The financial information contained in the interim report does not constitute statutory accounts as defined in section 434 of the Companies Act 2006. The financial information for the full preceding year is based on the statutory accounts for the year ended 30 April 2014, upon which the auditors, Champion Accountants LLP, issued an unqualified audit opinion which did not contain any statement under section 498(2) or 498(3) of the Companies Act 2006. The audited statutory accounts for the year ended 30 April 2014 have been lodged with the Registrar of Companies.

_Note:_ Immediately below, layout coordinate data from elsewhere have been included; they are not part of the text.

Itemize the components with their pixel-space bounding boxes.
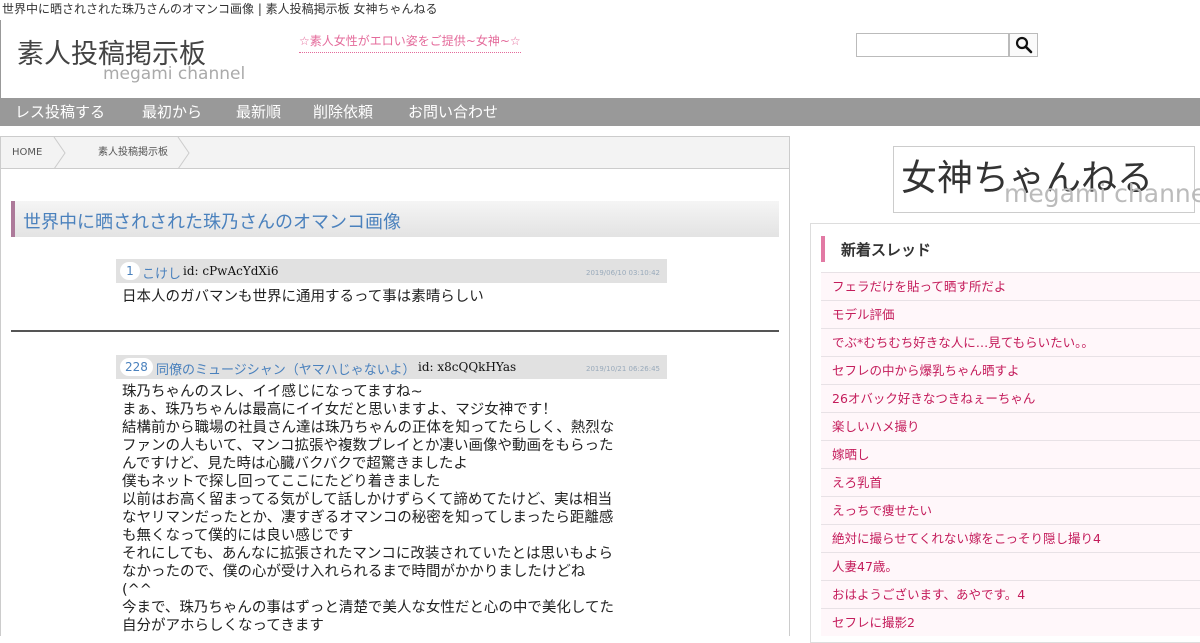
post-line: 以前はお高く留まってる気がして話しかけずらくて諦めてたけど、実は相当 xyxy=(122,492,613,508)
main-content: HOME 素人投稿掲示板 世界中に晒されされた珠乃さんのオマンコ画像 1 こけし… xyxy=(0,136,790,636)
breadcrumb-board[interactable]: 素人投稿掲示板 xyxy=(98,137,168,169)
thread-link[interactable]: セフレに撮影2 xyxy=(821,608,1200,636)
post-date: 2019/10/21 06:26:45 xyxy=(585,365,660,373)
post-header: 1 こけし id: cPwAcYdXi6 2019/06/10 03:10:42 xyxy=(116,259,667,283)
post-line: 自分がアホらしくなってきます xyxy=(122,618,324,634)
site-logo-subtitle: megami channel xyxy=(103,64,246,84)
nav-from-start[interactable]: 最初から xyxy=(142,98,202,126)
sidebar-logo-subtitle: megami channel xyxy=(1004,179,1200,208)
thread-title-box: 世界中に晒されされた珠乃さんのオマンコ画像 xyxy=(11,201,779,237)
thread-link[interactable]: 26オバック好きなつきねぇーちゃん xyxy=(821,384,1200,412)
nav-newest[interactable]: 最新順 xyxy=(236,98,281,126)
post-line: 今まで、珠乃ちゃんの事はずっと清楚で美人な女性だと心の中で美化してた xyxy=(122,600,614,616)
post-line: (^^ xyxy=(122,582,152,598)
thread-link[interactable]: でぶ*むちむち好きな人に…見てもらいたい。。 xyxy=(821,328,1200,356)
post-author[interactable]: 同僚のミュージシャン（ヤマハじゃないよ） xyxy=(156,359,415,378)
post-id: id: x8cQQkHYas xyxy=(418,360,517,374)
post-line: まぁ、珠乃ちゃんは最高にイイ女だと思いますよ、マジ女神です！ xyxy=(122,402,557,418)
thread-title: 世界中に晒されされた珠乃さんのオマンコ画像 xyxy=(23,212,401,233)
post-body: 日本人のガバマンも世界に通用するって事は素晴らしい xyxy=(122,288,484,306)
post-line: それにしても、あんなに拡張されたマンコに改装されていたとは思いもよら xyxy=(122,546,613,562)
site-tagline: ☆素人女性がエロい姿をご提供~女神~☆ xyxy=(299,32,521,53)
thread-link[interactable]: フェラだけを貼って晒す所だよ xyxy=(821,272,1200,300)
sidebar-logo[interactable]: 女神ちゃんねる megami channel xyxy=(893,146,1200,213)
thread-link[interactable]: モデル評価 xyxy=(821,300,1200,328)
breadcrumb-separator-icon xyxy=(177,137,190,169)
main-nav: レス投稿する 最初から 最新順 削除依頼 お問い合わせ xyxy=(0,98,1200,126)
thread-link[interactable]: 絶対に撮らせてくれない嫁をこっそり隠し撮り4 xyxy=(821,524,1200,552)
post-line: ファンの人もいて、マンコ拡張や複数プレイとか凄い画像や動画をもらった xyxy=(122,438,614,454)
post-line: なかったので、僕の心が受け入れられるまで時間がかかりましたけどね xyxy=(122,564,586,580)
post-line: 僕もネットで探し回ってここにたどり着きました xyxy=(122,474,441,490)
site-header: 素人投稿掲示板 megami channel ☆素人女性がエロい姿をご提供~女神… xyxy=(0,20,1200,98)
thread-link[interactable]: セフレの中から爆乳ちゃん晒すよ xyxy=(821,356,1200,384)
thread-link[interactable]: えろ乳首 xyxy=(821,468,1200,496)
post-body: 珠乃ちゃんのスレ、イイ感じになってますね~ まぁ、珠乃ちゃんは最高にイイ女だと思… xyxy=(122,383,614,635)
search-button[interactable] xyxy=(1009,33,1038,57)
nav-post-reply[interactable]: レス投稿する xyxy=(15,98,105,126)
breadcrumb: HOME 素人投稿掲示板 xyxy=(1,137,789,169)
post-line: んですけど、見た時は心臓バクバクで超驚きましたよ xyxy=(122,456,468,472)
post-date: 2019/06/10 03:10:42 xyxy=(585,269,660,277)
thread-link[interactable]: 人妻47歳。 xyxy=(821,552,1200,580)
breadcrumb-home[interactable]: HOME xyxy=(12,137,42,169)
post-author[interactable]: こけし xyxy=(142,263,181,282)
post-line: も無くなって僕的には良い感じです xyxy=(122,528,354,544)
search-input[interactable] xyxy=(856,33,1009,57)
thread-link[interactable]: おはようございます、あやです。4 xyxy=(821,580,1200,608)
post-id: id: cPwAcYdXi6 xyxy=(183,264,279,278)
post-divider xyxy=(11,330,779,332)
search-icon xyxy=(1015,36,1032,54)
nav-delete-request[interactable]: 削除依頼 xyxy=(313,98,373,126)
sidebar-heading: 新着スレッド xyxy=(821,236,1200,262)
sidebar-heading-text: 新着スレッド xyxy=(841,241,932,259)
post-line: 結構前から職場の社員さん達は珠乃ちゃんの正体を知ってたらしく、熱烈な xyxy=(122,420,615,436)
page-title: 世界中に晒されされた珠乃さんのオマンコ画像 | 素人投稿掲示板 女神ちゃんねる xyxy=(2,2,438,16)
thread-link[interactable]: 楽しいハメ撮り xyxy=(821,412,1200,440)
post-header: 228 同僚のミュージシャン（ヤマハじゃないよ） id: x8cQQkHYas … xyxy=(116,355,667,379)
thread-link[interactable]: えっちで痩せたい xyxy=(821,496,1200,524)
post-number[interactable]: 1 xyxy=(120,262,140,280)
sidebar-new-threads: 新着スレッド フェラだけを貼って晒す所だよ モデル評価 でぶ*むちむち好きな人に… xyxy=(810,223,1200,643)
thread-list: フェラだけを貼って晒す所だよ モデル評価 でぶ*むちむち好きな人に…見てもらいた… xyxy=(821,272,1200,636)
post-line: 日本人のガバマンも世界に通用するって事は素晴らしい xyxy=(122,289,484,305)
breadcrumb-separator-icon xyxy=(53,137,66,169)
post-number[interactable]: 228 xyxy=(120,358,153,376)
post-line: 珠乃ちゃんのスレ、イイ感じになってますね~ xyxy=(122,384,423,400)
post-line: なヤリマンだったとか、凄すぎるオマンコの秘密を知ってしまったら距離感 xyxy=(122,510,614,526)
nav-contact[interactable]: お問い合わせ xyxy=(408,98,498,126)
thread-link[interactable]: 嫁晒し xyxy=(821,440,1200,468)
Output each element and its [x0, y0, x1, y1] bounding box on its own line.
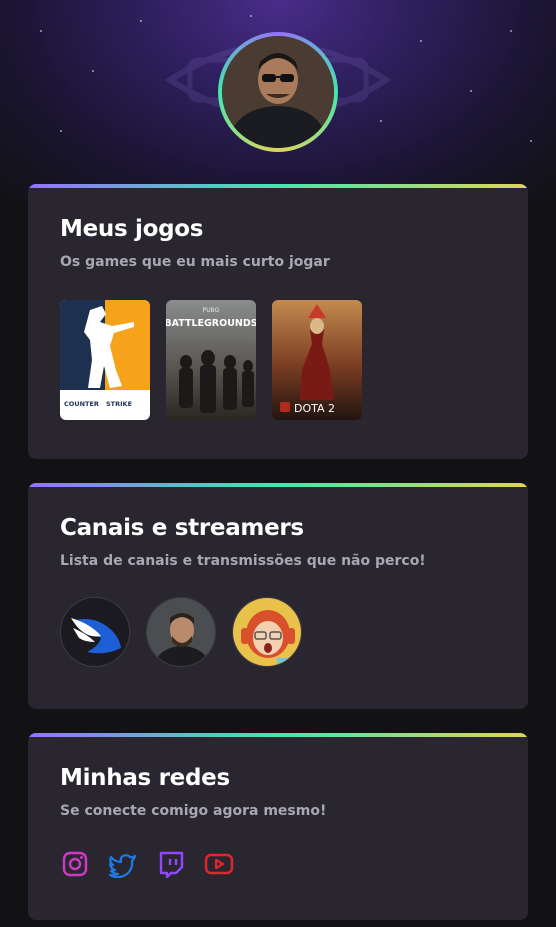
pubg-label-bottom: BATTLEGROUNDS: [166, 318, 256, 329]
page: Meus jogos Os games que eu mais curto jo…: [0, 0, 556, 927]
game-counter-strike[interactable]: COUNTER STRIKE: [60, 300, 150, 420]
instagram-link[interactable]: [60, 849, 90, 879]
socials-list: [60, 849, 234, 879]
games-title: Meus jogos: [60, 216, 204, 242]
game-pubg[interactable]: PUBG BATTLEGROUNDS: [166, 300, 256, 420]
channels-list: [60, 597, 302, 667]
twitter-icon: [108, 854, 137, 878]
games-card: Meus jogos Os games que eu mais curto jo…: [28, 184, 528, 459]
channel-3[interactable]: [232, 597, 302, 667]
socials-title: Minhas redes: [60, 765, 230, 791]
channel-2[interactable]: [146, 597, 216, 667]
redhead-streamer-avatar-icon: [233, 598, 301, 666]
socials-card: Minhas redes Se conecte comigo agora mes…: [28, 733, 528, 920]
avatar-photo: [222, 36, 334, 148]
cs-label-top: COUNTER: [64, 400, 99, 408]
games-list: COUNTER STRIKE PUBG BATTLEGROUNDS DOTA 2: [60, 300, 362, 420]
twitter-link[interactable]: [108, 849, 138, 879]
channels-subtitle: Lista de canais e transmissões que não p…: [60, 553, 426, 569]
instagram-icon: [62, 851, 88, 877]
profile-avatar: [218, 32, 338, 152]
winged-logo-icon: [61, 598, 129, 666]
games-subtitle: Os games que eu mais curto jogar: [60, 254, 330, 270]
dota-label: DOTA 2: [294, 402, 335, 415]
channels-card: Canais e streamers Lista de canais e tra…: [28, 483, 528, 709]
channel-1[interactable]: [60, 597, 130, 667]
channels-title: Canais e streamers: [60, 515, 304, 541]
pubg-label-top: PUBG: [203, 307, 220, 314]
twitch-icon: [159, 851, 184, 878]
person-avatar-icon: [222, 36, 334, 148]
socials-subtitle: Se conecte comigo agora mesmo!: [60, 803, 327, 819]
twitch-link[interactable]: [156, 849, 186, 879]
youtube-link[interactable]: [204, 849, 234, 879]
youtube-icon: [204, 853, 234, 875]
cs-label-bottom: STRIKE: [106, 400, 132, 408]
streamer-avatar-icon: [147, 598, 215, 666]
game-dota2[interactable]: DOTA 2: [272, 300, 362, 420]
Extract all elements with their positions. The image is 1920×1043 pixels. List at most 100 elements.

As permitted, this interim report has been prepared in accordance with AIM Rule 18 and not in accordance with IAS 34 "Interim Financial Reporting" therefore it is not fully in compliance with IFRS as adopted by the European Union.
2 Earnings per share
Basic earnings per share, from continuing operations, is calculated by dividing the earnings attributable to ordinary shareholders by the weighted average number of ordinary shares outstanding during the year.
The calculations of earnings per share are based on the following losses and numbers of shares.
Six months to | Six months to | Year ended | |
31/10/2014 | 31/10/2013 | 30/04/2014 | |
Loss after taxation | (1,339,915) | (1,187,574) | (2,222,954) |
Weighted average number of shares | 224,950,683 | 208,677,135 | 216,700,004 |
Basic earnings per share | (0.60)p | (0.57)p | (1.03)p |
At 31 October 2014 the Company had 224,950,683 Ordinary Shares of 0.1p in issue.
3 Taxation
Taxation for the six months ended 31 October 2014 is based on the effective rates of taxation which are estimated to apply for the year ended 30 April 2015.
4 Interim results
These results were approved by the Board of Directors on 9 December 2014. Copies of the interim report are available to the public from the Group's registered office and the Group's website, www.scancell.co.uk.